First, nonviolent resistance to nuclear power. A mass movement will be required, and it needs to be a mass movement prepared to commit mass civil resistance.

Second, massive conservation. From the Thich Nhat Hanh admonition to mind our daily activities and become less supportive of violence to insistence on massive investments in electric conservation measures (e.g. affordable installation of insulation in millions of homes and buildings that now waste electric heat or air conditioning), conserve and reduce consumption.

Third, commit to mass purchase of safe and clean electricity that doesn't include 'clean coal' or nuclear.

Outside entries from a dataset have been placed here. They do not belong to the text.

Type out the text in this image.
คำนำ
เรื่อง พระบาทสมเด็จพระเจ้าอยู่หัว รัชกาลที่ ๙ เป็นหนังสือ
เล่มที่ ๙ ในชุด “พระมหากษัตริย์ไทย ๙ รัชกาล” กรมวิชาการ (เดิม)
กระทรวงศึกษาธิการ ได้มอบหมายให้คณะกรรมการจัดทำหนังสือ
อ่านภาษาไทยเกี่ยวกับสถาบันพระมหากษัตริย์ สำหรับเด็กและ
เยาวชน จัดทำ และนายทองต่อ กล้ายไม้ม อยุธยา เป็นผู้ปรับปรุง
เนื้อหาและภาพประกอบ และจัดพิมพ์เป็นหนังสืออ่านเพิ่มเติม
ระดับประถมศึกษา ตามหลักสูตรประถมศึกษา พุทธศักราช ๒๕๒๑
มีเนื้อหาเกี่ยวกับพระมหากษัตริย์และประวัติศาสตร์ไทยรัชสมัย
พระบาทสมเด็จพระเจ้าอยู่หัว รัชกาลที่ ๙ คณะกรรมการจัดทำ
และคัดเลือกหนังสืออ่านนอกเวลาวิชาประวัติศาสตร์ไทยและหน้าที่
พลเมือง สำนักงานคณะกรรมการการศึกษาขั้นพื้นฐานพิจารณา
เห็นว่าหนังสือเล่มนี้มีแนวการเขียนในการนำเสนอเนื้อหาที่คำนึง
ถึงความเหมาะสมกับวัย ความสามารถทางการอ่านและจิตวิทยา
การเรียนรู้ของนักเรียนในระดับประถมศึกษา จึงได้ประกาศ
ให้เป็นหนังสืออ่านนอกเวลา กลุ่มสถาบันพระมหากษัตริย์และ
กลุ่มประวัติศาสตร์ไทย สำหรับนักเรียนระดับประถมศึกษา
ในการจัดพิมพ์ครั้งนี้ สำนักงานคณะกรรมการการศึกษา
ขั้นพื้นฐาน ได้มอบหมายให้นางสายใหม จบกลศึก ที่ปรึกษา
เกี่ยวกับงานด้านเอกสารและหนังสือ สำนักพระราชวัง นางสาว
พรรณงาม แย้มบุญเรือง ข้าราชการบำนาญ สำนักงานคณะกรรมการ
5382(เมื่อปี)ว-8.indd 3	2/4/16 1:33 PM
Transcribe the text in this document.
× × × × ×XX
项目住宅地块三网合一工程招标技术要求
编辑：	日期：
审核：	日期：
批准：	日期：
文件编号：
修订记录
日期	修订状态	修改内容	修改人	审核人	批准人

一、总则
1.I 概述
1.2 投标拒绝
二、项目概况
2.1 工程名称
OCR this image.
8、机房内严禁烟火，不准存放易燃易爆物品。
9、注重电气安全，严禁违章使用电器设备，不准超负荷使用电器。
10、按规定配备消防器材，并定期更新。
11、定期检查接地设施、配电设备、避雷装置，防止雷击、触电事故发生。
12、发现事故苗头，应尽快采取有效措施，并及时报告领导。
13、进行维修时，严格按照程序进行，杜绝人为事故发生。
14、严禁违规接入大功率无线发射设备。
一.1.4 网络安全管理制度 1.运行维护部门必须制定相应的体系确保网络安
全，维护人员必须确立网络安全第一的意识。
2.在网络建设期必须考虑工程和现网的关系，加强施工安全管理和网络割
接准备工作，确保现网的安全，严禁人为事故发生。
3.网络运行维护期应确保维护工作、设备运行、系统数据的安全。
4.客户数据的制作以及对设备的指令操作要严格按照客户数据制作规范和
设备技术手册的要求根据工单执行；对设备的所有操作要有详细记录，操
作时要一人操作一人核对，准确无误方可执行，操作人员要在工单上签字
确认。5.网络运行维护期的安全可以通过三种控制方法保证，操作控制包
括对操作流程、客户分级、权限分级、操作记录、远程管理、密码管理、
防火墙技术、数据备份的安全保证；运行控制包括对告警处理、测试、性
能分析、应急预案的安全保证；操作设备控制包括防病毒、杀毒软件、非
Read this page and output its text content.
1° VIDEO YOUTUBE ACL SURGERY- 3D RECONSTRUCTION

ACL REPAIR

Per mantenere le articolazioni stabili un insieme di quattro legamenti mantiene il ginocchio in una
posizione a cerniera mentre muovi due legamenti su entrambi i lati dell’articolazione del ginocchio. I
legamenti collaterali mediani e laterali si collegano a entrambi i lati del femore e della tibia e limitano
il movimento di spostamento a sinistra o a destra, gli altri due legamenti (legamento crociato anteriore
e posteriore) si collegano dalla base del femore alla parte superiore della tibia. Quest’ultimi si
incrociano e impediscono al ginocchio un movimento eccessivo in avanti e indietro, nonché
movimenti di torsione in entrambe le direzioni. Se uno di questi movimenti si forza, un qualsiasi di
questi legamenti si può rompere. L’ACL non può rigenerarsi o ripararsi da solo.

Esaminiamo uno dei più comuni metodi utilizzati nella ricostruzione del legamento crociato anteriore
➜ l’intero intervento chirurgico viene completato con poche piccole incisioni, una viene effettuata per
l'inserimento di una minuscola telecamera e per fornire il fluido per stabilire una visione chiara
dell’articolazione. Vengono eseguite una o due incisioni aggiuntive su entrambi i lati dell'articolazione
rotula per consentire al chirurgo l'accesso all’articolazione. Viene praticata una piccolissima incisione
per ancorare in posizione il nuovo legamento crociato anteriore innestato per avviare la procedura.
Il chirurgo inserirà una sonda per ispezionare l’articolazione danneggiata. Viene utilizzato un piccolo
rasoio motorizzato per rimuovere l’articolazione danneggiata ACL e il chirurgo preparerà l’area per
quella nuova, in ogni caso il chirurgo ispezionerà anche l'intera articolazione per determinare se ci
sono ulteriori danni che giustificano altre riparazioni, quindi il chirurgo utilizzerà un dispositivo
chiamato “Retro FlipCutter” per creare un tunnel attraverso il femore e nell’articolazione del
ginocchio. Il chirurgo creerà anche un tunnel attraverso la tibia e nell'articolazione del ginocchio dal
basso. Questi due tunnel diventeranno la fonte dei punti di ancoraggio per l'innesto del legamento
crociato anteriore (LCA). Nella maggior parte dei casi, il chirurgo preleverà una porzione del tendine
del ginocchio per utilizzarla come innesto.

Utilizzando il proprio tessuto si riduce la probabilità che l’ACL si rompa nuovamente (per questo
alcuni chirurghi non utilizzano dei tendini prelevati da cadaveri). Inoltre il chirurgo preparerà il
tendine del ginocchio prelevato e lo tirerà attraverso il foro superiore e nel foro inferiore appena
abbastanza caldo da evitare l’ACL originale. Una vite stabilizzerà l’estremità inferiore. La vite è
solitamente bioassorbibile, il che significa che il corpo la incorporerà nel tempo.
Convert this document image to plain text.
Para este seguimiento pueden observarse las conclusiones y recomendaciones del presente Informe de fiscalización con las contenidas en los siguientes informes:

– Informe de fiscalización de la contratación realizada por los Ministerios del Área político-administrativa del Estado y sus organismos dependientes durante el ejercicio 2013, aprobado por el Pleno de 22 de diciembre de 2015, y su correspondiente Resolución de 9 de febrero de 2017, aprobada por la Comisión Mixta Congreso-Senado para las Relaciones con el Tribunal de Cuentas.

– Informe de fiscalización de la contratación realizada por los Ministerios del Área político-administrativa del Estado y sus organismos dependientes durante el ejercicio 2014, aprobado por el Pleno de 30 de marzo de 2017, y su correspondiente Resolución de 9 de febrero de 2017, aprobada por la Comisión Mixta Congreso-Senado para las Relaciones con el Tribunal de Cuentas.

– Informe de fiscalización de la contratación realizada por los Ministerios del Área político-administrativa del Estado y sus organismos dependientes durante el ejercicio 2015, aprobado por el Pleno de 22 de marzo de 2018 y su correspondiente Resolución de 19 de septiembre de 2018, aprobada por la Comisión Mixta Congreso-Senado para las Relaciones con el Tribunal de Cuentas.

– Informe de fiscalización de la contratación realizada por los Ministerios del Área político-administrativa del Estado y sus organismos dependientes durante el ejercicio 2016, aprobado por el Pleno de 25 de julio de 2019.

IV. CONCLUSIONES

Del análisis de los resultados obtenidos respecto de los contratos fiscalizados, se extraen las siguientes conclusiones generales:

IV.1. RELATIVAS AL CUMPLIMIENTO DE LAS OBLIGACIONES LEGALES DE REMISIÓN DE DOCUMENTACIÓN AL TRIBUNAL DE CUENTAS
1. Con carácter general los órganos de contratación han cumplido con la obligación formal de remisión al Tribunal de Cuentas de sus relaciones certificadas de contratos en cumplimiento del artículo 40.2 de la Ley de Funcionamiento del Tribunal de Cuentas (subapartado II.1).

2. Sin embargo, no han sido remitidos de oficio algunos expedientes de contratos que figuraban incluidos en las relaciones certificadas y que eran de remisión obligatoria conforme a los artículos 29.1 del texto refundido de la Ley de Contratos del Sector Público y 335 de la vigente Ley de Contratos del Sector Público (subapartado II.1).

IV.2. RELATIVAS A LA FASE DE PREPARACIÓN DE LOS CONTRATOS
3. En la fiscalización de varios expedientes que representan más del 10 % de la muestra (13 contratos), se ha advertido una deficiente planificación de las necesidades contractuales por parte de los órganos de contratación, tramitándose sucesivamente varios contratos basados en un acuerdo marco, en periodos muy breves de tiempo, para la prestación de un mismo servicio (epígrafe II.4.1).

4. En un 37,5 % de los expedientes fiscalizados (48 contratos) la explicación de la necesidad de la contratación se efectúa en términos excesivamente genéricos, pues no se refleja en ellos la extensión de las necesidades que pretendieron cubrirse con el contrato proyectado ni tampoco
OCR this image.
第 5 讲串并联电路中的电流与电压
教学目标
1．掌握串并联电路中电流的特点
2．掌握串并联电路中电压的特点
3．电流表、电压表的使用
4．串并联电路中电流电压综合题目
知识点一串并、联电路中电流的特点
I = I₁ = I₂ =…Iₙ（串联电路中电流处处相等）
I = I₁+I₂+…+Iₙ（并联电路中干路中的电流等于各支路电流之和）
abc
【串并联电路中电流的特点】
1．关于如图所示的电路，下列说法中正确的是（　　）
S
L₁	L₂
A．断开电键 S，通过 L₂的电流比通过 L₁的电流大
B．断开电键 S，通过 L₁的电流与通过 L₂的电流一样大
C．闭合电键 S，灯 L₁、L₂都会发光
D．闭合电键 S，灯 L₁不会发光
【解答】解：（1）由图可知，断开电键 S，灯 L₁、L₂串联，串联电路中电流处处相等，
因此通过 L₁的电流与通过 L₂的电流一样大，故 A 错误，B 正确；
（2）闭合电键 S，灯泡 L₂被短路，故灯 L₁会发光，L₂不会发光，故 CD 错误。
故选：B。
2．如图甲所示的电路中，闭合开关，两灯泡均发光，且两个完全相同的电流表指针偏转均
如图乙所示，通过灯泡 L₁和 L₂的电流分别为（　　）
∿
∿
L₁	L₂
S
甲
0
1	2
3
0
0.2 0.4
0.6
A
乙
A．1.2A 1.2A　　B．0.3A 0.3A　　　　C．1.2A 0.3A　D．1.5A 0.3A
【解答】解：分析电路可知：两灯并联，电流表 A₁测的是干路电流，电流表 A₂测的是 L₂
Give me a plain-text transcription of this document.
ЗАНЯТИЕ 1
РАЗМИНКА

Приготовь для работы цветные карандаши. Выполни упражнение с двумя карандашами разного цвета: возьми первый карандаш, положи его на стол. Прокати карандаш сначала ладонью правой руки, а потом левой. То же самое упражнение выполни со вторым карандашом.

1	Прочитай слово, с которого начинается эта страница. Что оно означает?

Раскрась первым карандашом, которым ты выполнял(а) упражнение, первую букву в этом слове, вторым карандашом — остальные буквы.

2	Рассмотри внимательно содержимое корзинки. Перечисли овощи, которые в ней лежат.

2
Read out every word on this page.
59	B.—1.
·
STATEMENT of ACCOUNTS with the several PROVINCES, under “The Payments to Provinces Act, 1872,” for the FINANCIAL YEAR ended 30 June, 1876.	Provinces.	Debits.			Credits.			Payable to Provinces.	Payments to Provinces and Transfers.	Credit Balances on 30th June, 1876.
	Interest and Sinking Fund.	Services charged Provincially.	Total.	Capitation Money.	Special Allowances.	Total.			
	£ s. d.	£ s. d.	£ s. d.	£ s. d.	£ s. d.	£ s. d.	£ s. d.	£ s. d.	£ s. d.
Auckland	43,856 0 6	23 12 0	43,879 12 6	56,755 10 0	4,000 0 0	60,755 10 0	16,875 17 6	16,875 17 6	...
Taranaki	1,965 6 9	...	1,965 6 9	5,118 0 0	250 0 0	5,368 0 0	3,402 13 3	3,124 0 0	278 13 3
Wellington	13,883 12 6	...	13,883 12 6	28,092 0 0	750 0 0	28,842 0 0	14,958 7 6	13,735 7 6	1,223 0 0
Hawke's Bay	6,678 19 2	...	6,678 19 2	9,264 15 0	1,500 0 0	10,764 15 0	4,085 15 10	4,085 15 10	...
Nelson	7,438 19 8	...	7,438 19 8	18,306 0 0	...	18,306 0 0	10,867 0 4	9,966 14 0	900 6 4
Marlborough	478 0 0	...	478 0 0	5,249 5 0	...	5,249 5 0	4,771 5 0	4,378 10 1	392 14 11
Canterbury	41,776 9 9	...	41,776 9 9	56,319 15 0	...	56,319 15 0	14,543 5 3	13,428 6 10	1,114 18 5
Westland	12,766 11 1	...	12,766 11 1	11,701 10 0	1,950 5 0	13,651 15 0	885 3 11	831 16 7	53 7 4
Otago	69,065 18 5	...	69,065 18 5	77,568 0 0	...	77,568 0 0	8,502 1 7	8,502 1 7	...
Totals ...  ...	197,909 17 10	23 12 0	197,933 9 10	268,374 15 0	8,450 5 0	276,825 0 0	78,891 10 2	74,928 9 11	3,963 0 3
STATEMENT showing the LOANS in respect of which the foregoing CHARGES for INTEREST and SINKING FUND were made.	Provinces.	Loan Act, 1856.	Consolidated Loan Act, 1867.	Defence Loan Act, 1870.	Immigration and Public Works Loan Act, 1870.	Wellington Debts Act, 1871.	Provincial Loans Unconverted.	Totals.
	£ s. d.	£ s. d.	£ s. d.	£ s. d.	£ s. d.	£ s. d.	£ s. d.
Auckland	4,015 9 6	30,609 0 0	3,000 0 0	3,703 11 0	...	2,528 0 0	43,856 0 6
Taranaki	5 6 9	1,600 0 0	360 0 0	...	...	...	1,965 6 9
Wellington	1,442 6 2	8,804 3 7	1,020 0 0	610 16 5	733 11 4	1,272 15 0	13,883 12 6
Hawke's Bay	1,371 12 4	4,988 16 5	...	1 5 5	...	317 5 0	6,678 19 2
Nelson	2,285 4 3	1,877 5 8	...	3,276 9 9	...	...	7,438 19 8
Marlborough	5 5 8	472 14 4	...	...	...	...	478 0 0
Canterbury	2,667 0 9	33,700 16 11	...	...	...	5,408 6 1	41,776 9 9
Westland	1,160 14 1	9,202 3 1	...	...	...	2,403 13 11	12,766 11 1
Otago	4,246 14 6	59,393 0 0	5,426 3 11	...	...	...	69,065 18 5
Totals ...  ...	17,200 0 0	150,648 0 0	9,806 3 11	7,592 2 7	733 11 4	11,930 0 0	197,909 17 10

Essentially, drive down costs by driving up scale of production by safe means.

Fourth, get new laws that remove subsidies from nukes. No more Price-Anderson. No more taxpayer-funded storage of the waste that is produced at every stage. Internalizing all costs in all forms of energy production would suddenly make solar and wind the cheapest of all.

I suspect getting any of this done would require a citizenry prepared to engage in mass nonviolent action. This doesn't mean running out to get arrested, necessarily, but paying attention to votes by politicians, instituting measures in our homes and businesses, and education of ourselves and others. Right now, the nuclear industry is using our mainstream media as a weapon of mass deception and our obligation is to counter that.

References

Robert Peter Gale and Thomas Hauser (1988). FINAL WARNING The Legacy of Chernobyl. New York: Warner Books.